A UK judges has ruled that Google cannot be held responsible for defamatory words appearing in keyword based search results within the Google Search Engine.
Justice David Eaby explained that Google cannot be classified as a publisher as keyword searched are carried out by the end user and Google does not choose the terms to be searched.
The UK has extremely strict libel laws and as a result the case between Google and Metropolitan International Schools Limited (MIS) has been watched extremely closely from all over the world. MIS are a British company offering distance learning courses trading under the names SkillsTrain, Train2Game and Scheidegger MIS.

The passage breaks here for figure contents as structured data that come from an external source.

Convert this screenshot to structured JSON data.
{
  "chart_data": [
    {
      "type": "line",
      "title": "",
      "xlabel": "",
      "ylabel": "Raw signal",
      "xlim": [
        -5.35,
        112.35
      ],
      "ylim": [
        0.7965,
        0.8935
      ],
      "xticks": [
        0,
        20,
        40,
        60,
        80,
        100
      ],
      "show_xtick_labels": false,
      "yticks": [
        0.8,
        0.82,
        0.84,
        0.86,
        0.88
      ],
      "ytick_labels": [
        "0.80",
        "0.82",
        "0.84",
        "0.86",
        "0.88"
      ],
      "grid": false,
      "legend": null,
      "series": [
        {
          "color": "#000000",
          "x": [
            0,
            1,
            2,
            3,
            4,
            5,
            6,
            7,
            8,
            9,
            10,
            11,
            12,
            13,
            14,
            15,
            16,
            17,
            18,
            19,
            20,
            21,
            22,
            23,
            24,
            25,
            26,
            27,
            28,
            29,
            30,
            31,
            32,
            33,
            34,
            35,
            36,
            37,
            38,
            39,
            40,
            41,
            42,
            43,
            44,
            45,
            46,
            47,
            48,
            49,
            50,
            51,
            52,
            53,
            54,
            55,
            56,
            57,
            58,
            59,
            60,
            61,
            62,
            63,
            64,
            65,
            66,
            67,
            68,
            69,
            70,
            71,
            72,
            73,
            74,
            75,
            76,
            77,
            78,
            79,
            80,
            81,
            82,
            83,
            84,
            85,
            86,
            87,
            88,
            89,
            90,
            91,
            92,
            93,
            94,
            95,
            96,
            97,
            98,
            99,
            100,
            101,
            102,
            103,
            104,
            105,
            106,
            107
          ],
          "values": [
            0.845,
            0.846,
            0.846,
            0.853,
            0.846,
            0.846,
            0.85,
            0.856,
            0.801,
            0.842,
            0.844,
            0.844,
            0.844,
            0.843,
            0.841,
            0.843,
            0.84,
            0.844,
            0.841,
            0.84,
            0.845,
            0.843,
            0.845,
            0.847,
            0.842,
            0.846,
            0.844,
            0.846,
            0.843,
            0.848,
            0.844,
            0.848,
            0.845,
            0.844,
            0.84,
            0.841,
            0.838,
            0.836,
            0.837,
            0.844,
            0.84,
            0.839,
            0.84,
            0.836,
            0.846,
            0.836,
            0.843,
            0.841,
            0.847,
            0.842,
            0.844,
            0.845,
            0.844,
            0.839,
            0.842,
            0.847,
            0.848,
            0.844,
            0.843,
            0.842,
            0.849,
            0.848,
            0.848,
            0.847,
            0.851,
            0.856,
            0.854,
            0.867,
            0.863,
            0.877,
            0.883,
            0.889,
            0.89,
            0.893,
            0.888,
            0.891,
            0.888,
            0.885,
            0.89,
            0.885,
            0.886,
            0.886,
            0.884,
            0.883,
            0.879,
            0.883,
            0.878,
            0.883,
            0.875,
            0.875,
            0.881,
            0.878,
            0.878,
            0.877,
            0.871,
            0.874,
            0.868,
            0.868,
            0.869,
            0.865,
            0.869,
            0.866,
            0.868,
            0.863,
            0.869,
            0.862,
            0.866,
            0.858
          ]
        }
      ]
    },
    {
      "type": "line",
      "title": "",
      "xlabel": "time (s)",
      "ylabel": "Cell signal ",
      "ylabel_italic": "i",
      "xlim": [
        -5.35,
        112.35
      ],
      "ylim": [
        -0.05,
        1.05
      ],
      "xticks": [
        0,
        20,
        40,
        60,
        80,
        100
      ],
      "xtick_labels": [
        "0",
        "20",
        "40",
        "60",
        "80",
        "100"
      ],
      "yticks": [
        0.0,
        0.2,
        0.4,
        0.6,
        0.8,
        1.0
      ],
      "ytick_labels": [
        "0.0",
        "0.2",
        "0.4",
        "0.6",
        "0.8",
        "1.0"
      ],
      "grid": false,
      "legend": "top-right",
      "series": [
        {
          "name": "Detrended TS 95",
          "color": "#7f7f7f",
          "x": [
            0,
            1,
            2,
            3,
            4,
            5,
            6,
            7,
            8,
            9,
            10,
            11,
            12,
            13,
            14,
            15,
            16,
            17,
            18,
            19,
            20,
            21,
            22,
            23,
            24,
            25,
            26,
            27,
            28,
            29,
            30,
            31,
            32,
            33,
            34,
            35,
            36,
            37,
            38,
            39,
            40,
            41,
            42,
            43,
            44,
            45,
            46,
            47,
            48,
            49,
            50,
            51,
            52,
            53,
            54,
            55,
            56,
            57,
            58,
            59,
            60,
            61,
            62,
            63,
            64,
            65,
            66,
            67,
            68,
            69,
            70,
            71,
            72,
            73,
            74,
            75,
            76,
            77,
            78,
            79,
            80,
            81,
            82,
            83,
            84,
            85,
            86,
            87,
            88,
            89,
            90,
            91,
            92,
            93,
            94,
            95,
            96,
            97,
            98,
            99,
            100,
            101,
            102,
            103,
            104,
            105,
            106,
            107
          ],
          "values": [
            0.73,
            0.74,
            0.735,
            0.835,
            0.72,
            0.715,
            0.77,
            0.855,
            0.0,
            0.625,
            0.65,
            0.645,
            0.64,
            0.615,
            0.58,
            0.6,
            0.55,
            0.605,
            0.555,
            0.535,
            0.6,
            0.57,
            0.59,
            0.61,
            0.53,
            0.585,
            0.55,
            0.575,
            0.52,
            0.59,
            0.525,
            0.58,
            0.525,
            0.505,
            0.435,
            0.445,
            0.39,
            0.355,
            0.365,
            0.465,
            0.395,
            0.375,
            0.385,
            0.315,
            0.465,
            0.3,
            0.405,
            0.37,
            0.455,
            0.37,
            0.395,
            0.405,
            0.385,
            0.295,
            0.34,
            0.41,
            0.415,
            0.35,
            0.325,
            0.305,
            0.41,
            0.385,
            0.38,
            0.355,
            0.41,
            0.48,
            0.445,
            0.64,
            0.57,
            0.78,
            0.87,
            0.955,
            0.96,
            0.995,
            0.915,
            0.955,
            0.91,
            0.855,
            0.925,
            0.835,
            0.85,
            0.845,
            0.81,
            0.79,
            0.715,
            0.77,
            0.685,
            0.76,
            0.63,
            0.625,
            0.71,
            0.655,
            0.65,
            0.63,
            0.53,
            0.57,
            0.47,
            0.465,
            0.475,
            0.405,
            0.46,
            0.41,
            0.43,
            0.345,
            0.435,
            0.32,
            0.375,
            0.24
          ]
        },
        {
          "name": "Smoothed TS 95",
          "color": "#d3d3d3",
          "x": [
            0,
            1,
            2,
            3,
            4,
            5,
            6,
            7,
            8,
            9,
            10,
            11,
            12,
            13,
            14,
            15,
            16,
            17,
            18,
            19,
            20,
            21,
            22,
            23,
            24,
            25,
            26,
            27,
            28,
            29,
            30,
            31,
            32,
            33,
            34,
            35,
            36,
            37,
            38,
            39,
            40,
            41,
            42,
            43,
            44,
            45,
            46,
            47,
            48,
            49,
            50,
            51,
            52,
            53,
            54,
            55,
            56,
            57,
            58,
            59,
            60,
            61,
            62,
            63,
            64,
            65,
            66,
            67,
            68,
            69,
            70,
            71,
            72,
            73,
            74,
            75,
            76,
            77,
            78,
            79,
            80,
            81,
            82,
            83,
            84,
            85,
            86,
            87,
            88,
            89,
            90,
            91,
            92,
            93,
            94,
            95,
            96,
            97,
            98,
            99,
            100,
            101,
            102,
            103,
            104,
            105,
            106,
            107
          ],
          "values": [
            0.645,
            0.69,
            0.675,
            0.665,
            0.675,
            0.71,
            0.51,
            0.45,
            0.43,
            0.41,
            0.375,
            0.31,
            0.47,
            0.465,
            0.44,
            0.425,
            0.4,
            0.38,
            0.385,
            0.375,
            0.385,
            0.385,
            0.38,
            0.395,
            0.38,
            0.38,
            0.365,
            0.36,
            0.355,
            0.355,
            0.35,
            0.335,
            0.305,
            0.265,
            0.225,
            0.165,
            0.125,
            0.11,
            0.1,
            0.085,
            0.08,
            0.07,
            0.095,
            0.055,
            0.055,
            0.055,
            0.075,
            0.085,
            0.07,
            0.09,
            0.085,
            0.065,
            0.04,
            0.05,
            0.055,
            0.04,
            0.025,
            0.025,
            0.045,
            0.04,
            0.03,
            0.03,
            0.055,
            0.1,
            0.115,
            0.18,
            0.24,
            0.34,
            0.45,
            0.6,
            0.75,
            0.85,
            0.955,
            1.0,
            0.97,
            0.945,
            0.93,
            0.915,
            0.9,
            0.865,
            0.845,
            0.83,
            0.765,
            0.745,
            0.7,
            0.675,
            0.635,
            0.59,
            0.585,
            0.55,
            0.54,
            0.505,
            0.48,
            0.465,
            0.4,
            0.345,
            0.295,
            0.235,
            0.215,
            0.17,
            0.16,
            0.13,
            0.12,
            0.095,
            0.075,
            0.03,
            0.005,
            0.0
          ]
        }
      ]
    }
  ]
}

MIS attempted to Sue Google UK, Google Inc and a forum and bulletin board company called Designtechnica Corp. Incorporated which is based in Oregon. The company hosts a bulletin board service which has allegedly hosted defamatory comments and complaints about MIS.
“When a snippet is thrown up on the user’s screen in response to his search, it points him in the direction of an entry somewhere on the Web that corresponds, to a greater or lesser extent, to the search terms he has typed in,” Eady said. “It is for him to access or not, as he chooses.”
In a statement Google said that the verdict reinforces the principle that search engines are not responsible for third party published content.
The judge “made clear that if someone feels they have been defamed by material on a Web site then they should address their complaint to the person who actually wrote and published the material, and not a search engine, which simply provides a searchable index of content on the Internet,” it said.